Dass der nun gefundene Kompromiss für Triumphgeheul in Moskau sorgt, kann unterdessen nicht davon ablenken, dass die Entscheidung für die Ukraine ein Erfolg ist. „Das ist eine bedeutende Unterstützung, die unsere Widerstandsfähigkeit stärkt“, schrieb etwa der ukrainische Präsident Wolodymyr Selenskyj am Freitag auf der Plattform X und sprach der EU und den europäischen Staatschefs seinen Dank aus.

„Es ist wichtig, dass russische Vermögenswerte blockiert bleiben“

„Es ist wichtig, dass russische Vermögenswerte weiterhin blockiert bleiben und die Ukraine eine finanzielle Sicherheitsgarantie für die kommenden Jahre erhalten hat. Vielen Dank für das Ergebnis und für die Einigkeit“, schrieb Selenskyj weiter und fügte hinzu: „Gemeinsam verteidigen wir die Zukunft unseres Kontinents.“

„Das zinslose Darlehen, das aus dem EU-Haushalt abgesichert ist, sowie die fortgesetzte Einfrierung russischer Vermögenswerte bis zur Zahlung der Reparationen senden eine klare Botschaft: Der Aggressor muss für seine Taten geradestehen“, fand auch der Präsident des ukrainischen Parlaments, Ruslan Stefanchuk, klare Worte. 

Friedrich Merz sieht „klares Signal an Putin“

Auch Kanzler Merz zeigte sich erfreut über die nun gefundene Lösung. „Das Finanzpaket für die Ukraine steht: ein zinsloser Kredit über 90 Milliarden Euro, wie von mir gefordert“, schrieb Merz noch in der Nacht auf Freitag bei X. Es handele sich dabei um ein „klares Signal an Putin“ aus Europa führte Merz aus. „Der Krieg wird sich nicht lohnen. Wir lassen die russischen Vermögenswerte eingefroren, bis Russland die Ukraine entschädigt hat.“

Während viele andere EU-Staatschefs sich ähnlich zu der Lösung äußerten, stimmte Ungarns Ministerpräsident Viktor Orbán derweil in das Triumphgeheul aus Moskau mit ein. „Es ist uns gelungen, die unmittelbare Kriegsgefahr abzuwenden“, schrieb Orbán bei X. „Wir haben verhindert, dass Europa unter Einsatz russischer Ressourcen Russland den Krieg erklärt.“

Viktor Orbán spricht von „Kriegsvorbereitungen in Brüssel“

Der ungarische Ministerpräsident vertritt einen feindlichen Kurs gegenüber der Ukraine und sucht gleichzeitig immer wieder die Nähe zu Russland. Mehrfach hat Ungarn versucht, EU-Hilfen für die Ukraine zu unterbinden. Dabei bedient sich Budapest oftmals auch russischen Narrativen, so auch am Freitag.

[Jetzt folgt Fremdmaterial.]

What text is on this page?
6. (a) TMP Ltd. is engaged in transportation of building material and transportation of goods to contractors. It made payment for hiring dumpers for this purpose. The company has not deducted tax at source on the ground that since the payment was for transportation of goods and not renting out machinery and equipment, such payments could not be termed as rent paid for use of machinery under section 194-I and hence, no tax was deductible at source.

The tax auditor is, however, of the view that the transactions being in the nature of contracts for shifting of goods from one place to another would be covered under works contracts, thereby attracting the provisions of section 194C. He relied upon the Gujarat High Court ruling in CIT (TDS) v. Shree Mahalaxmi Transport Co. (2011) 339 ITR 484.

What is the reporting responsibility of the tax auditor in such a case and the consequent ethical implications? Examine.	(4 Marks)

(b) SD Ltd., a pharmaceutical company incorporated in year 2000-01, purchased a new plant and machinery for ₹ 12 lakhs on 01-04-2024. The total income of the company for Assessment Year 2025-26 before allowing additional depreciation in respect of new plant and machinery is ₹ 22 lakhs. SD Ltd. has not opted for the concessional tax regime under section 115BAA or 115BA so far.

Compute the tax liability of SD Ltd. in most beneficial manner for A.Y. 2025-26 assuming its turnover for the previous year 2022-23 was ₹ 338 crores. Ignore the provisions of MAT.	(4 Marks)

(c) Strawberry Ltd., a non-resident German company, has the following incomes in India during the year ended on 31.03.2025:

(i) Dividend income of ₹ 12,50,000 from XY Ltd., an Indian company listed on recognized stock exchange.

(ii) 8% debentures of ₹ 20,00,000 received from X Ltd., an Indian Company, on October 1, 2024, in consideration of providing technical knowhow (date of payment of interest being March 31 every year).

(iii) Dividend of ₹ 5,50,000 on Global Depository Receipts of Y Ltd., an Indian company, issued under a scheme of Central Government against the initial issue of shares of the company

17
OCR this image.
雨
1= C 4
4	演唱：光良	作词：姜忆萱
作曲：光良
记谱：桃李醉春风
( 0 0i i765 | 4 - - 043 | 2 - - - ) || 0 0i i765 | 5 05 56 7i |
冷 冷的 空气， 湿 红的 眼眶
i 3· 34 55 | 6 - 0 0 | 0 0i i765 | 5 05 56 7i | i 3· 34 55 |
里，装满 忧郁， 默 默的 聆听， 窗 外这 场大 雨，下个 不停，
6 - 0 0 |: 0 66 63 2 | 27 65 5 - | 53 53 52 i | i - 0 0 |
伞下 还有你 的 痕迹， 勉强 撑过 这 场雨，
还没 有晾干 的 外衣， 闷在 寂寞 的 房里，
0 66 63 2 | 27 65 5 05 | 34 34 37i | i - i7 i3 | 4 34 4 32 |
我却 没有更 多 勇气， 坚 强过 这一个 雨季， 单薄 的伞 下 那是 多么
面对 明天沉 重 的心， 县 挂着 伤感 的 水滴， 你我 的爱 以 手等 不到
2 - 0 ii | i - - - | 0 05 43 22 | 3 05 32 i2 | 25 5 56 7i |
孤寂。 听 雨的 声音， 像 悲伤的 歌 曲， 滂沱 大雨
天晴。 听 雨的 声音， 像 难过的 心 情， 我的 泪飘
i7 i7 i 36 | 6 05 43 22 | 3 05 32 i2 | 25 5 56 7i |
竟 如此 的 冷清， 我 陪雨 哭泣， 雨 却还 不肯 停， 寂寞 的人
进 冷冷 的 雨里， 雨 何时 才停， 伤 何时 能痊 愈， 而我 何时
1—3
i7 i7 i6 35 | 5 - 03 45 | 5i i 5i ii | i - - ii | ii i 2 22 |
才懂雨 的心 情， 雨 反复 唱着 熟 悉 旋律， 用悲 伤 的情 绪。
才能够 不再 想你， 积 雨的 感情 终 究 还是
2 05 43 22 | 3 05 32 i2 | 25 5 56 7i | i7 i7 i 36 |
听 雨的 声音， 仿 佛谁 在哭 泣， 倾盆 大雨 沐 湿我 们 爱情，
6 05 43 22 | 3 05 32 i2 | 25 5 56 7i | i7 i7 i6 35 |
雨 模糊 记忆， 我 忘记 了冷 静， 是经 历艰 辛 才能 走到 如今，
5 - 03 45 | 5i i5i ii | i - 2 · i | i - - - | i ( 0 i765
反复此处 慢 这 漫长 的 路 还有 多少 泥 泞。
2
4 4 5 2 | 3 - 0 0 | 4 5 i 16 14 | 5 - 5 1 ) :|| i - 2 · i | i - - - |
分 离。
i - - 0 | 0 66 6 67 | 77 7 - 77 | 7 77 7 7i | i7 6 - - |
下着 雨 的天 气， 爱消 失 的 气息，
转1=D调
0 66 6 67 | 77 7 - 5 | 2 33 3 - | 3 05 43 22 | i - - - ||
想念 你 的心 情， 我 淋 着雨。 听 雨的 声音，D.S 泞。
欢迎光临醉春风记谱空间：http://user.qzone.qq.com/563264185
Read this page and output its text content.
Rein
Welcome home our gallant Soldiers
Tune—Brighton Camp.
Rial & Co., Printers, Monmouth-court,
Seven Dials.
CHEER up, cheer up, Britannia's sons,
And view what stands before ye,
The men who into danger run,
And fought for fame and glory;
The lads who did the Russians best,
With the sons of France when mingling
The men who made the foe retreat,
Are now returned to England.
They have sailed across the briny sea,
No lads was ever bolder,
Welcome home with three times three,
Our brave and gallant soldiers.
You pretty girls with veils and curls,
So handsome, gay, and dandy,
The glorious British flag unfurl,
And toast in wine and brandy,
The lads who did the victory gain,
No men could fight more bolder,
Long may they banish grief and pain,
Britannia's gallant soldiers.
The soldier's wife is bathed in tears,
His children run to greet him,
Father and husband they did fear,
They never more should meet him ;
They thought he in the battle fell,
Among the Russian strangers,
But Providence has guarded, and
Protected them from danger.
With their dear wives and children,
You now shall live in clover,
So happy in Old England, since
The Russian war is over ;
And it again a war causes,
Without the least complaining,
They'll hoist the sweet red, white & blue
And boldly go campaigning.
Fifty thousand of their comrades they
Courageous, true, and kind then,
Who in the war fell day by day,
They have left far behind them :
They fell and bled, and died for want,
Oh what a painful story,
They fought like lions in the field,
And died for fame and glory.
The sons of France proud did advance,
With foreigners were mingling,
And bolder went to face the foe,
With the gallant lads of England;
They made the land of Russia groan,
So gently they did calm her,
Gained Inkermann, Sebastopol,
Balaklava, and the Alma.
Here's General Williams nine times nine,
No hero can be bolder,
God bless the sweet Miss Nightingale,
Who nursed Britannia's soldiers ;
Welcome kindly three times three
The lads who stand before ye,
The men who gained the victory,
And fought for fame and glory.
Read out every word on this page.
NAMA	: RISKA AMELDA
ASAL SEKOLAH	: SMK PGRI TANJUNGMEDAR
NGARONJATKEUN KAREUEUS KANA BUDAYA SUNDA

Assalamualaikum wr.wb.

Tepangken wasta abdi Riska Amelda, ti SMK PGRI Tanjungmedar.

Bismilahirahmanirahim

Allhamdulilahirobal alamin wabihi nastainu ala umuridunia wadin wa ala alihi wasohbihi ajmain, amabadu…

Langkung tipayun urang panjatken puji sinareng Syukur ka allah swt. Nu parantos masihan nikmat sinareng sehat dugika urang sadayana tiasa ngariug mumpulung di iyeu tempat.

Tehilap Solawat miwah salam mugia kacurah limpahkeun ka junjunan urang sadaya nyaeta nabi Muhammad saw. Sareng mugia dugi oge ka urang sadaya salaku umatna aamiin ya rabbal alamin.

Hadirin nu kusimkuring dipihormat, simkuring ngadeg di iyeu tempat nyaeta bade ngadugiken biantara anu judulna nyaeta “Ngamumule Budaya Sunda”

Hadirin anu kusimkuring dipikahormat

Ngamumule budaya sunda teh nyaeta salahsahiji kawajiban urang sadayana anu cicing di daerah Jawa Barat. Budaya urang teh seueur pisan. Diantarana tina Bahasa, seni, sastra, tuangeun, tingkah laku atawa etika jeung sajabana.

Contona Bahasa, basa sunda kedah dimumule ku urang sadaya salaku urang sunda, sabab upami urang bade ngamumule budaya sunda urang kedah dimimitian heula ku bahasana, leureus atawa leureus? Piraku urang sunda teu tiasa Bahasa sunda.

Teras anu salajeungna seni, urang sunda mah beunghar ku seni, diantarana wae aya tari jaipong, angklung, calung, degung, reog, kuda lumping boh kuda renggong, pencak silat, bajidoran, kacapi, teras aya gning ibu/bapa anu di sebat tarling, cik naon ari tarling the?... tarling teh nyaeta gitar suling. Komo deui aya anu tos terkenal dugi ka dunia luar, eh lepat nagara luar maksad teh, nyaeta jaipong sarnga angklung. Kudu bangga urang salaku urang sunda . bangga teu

„Die schlechte Nachricht ist, dass die Kriegsvorbereitungen in Brüssel ganz offensichtlich weitergehen“, schrieb Orbán und übernahm damit die Moskauer Propaganda-Erzählung, dass der Westen einen Krieg gegen Russland plane.

Russland setzt Angriffe auf zivile Ziele in der Ukraine fort

Tatsächlich sind die Maßnahmen der EU jedoch eine Reaktion auf den illegalen Angriffskrieg Russlands gegen die Ukraine und die in dieser Woche von Moskau erneut unterstrichenen russischen Maximalforderungen, die einen schnellen Frieden weiterhin unwahrscheinlich erscheinen lassen.

Russland setzte seine Angriffe auf die Ukraine derweil auch in der Nacht auf Freitag unvermindert fort. Aus der ukrainischen Großstadt Odessa kamen Berichte über einen russischen Drohnenangriff. „Ein Teil eines dicht besiedelten Stadtgebiets war vorübergehend ohne Strom, Wasser und Heizung“, zitierte die Nachrichtenagentur Unian einen Behördensprecher. Mehrere Wohnhäuser seien bei dem Angriff beschädigt worden, hieß es weiter.

„Eine der Drohnen traf den Balkon im 22. Stock eines mehrstöckigen Gebäudes in einem Wohnkomplex. Durch den Einschlag einer weiteren Drohne in einem anderen Wohngebäude wurden die Fassade und eine Wohnung im 15. Stock beschädigt, Fenster gingen zu Bruch und es entstand Sachschaden“, berichtete der Sprecher. Informationen über Todesopfer oder Verletzte lagen unterdessen zunächst nicht vor.